Oregon Bach Festival (OBF) is deeply saddened to announce the passing of Dr. H. Royce Saltzman. The OBF co-founder, long-time executive director, and board member died on Monday, April 3rd surrounded by his family. He was 94 years old.
"This is a moment of true heartbreak for our festival, the university, and the entire choral community,” says Sabrina Madison-Cannon, Dean of the University of Oregon School of Music and Dance. “Royce was a giant in his field, highly regarded for his decades of commitment to music and education. His passion reverberated across international borders and through multiple generations. I will miss his lively conversations and stories, his guidance, and his charm. The love and support of the festival staff and the entire School of Music and Dance are with the Saltzman family.”

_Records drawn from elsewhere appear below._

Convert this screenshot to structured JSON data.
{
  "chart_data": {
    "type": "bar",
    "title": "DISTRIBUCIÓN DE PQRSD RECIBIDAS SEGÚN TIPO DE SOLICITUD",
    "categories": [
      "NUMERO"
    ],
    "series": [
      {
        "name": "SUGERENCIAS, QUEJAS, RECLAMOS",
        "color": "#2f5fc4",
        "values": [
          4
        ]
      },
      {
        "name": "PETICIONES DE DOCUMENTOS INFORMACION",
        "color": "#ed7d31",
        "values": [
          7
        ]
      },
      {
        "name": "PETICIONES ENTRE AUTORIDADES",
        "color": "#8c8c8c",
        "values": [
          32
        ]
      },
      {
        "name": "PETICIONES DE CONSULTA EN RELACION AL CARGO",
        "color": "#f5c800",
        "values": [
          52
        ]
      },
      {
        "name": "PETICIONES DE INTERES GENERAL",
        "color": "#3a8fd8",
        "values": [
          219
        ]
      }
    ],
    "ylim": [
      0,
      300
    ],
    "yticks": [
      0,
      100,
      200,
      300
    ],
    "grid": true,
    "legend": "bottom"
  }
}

Royce began his tenure at the University of Oregon in 1964. Over the course of five decades, he served as professor of choral music, associate dean of the School of Music, national president of the American Choral Directors Association (ACDA), a founding member and president of the International Federation of Choral Music (IFCM), and co-founder and executive director of the Grammy-winning Oregon Bach Festival. He was also an integral member of the Civic Center Commission and the Performing Arts Center Commission, which brought the Hult Center for the Performing Arts to Eugene.
After founding the Summer Festival of Music in 1970, Royce grew the small workshop and concert series into the three-week, international, multi-million-dollar Oregon Bach Festival. During his 37 years at the helm, he took the festival to the Hollywood Bowl, secured a recording contract with Hänssler Verlag, and commissioned multiple new works – including Krzysztof Penderecki’s Credo, which went on to win a Grammy Award for Best Choral Performance. He was responsible for introducing maestro Helmuth Rilling to U.S. audiences and passed his love of choral music down through the highly regarded OBF youth choral academy, which he launched in 1998 with Dr. Anton Armstrong.

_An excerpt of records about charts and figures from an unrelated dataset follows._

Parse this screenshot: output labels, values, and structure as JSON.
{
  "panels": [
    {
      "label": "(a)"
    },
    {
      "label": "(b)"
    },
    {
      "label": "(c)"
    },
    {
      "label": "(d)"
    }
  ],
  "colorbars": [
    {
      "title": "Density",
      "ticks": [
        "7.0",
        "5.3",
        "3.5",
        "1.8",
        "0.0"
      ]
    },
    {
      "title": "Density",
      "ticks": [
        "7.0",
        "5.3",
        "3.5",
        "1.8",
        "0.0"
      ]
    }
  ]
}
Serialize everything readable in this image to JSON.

Together, Royce and Helmuth formed a festival that was equally committed to excellence in music and to creating relationships. Year after year, Royce and his wife, Phyllis, opened their home for large receptions and intimate dinners to musicians from around the world, who often commented on the unique quality of OBF, which felt like family.

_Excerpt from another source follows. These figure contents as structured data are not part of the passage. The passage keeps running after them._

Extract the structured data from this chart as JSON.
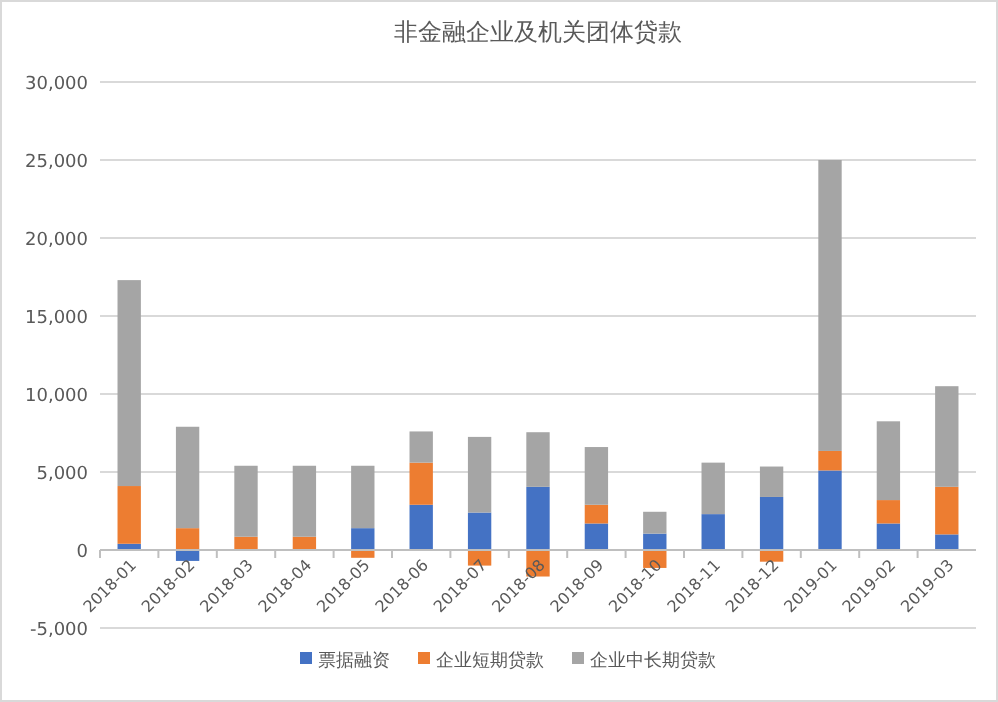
{
  "chart_data": {
    "type": "bar",
    "title": "非金融企业及机关团体贷款",
    "stacked": true,
    "grid": "y",
    "legend": "bottom",
    "categories": [
      "2018-01",
      "2018-02",
      "2018-03",
      "2018-04",
      "2018-05",
      "2018-06",
      "2018-07",
      "2018-08",
      "2018-09",
      "2018-10",
      "2018-11",
      "2018-12",
      "2019-01",
      "2019-02",
      "2019-03"
    ],
    "ylim": [
      -5000,
      30000
    ],
    "yticks": [
      {
        "value": -5000,
        "label": "-5,000"
      },
      0,
      {
        "value": 5000,
        "label": "5,000"
      },
      {
        "value": 10000,
        "label": "10,000"
      },
      {
        "value": 15000,
        "label": "15,000"
      },
      {
        "value": 20000,
        "label": "20,000"
      },
      {
        "value": 25000,
        "label": "25,000"
      },
      {
        "value": 30000,
        "label": "30,000"
      }
    ],
    "series": [
      {
        "name": "票据融资",
        "color": "#4472c4",
        "values": [
          400,
          -700,
          0,
          0,
          1400,
          2900,
          2400,
          4050,
          1700,
          1050,
          2300,
          3400,
          5100,
          1700,
          1000
        ]
      },
      {
        "name": "企业短期贷款",
        "color": "#ed7d31",
        "values": [
          3700,
          1400,
          850,
          850,
          -500,
          2700,
          -1000,
          -1700,
          1200,
          -1150,
          0,
          -750,
          1250,
          1500,
          3050
        ]
      },
      {
        "name": "企业中长期贷款",
        "color": "#a5a5a5",
        "values": [
          13200,
          6500,
          4550,
          4550,
          4000,
          2000,
          4850,
          3500,
          3700,
          1400,
          3300,
          1950,
          18650,
          5050,
          6450
        ]
      }
    ]
  }
}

“Royce changed my life,” recalls long time OBF staff member, Marla Lowen. “OBF was guided by his kind, thoughtful, fair, and caring leadership. He always treated the staff and their families with the utmost respect and regard. He humbly deflected attention and praise directed toward him, insisting that everyone contributed to the success of the festival. Royce touched more lives than anyone can possibly imagine.”
In 1994, Royce received the highest honor bestowed by the German government – the Officer’s Cross of the Order of Merit of the Federal Republic of Germany – for initiating a cultural exchange that brought together the musicians and musical heritage of Germany and the United States. In 1996, he received a Distinguished Service Award from the University of Oregon. Throughout his career, Royce was awarded Chorus America’s Distinguished Service Award, ACDA’s highest recognition, The Robert Shaw Award, lifetime achievement awards from the IFCM (Macao) and the 6th World Children’s Choir Festival (Hong Kong). Locally, Royce was awarded the Eugene Symphony’s “Advocate for the Arts,” and honored by the Seventy-Seventh Oregon State Congressional Assembly for Cultural Contribution to the State of Oregon.
Royce retired as the festival’s executive leader in 2007 but remained director emeritus and an active part of the advisory board.
While there will be no public remembrance service, OBF will honor Royce’s legacy with a Celebration of Life during the 2023 festival. For those who wish to personally commemorate Royce, public and private digital messages may be sent through an online OBF form. Public messages will be published to the OBF website. Donations may be made in Royce’s name to the Oregon Bach Festival Saltzman Sustaining Endowment to help support future artistic and educational programs.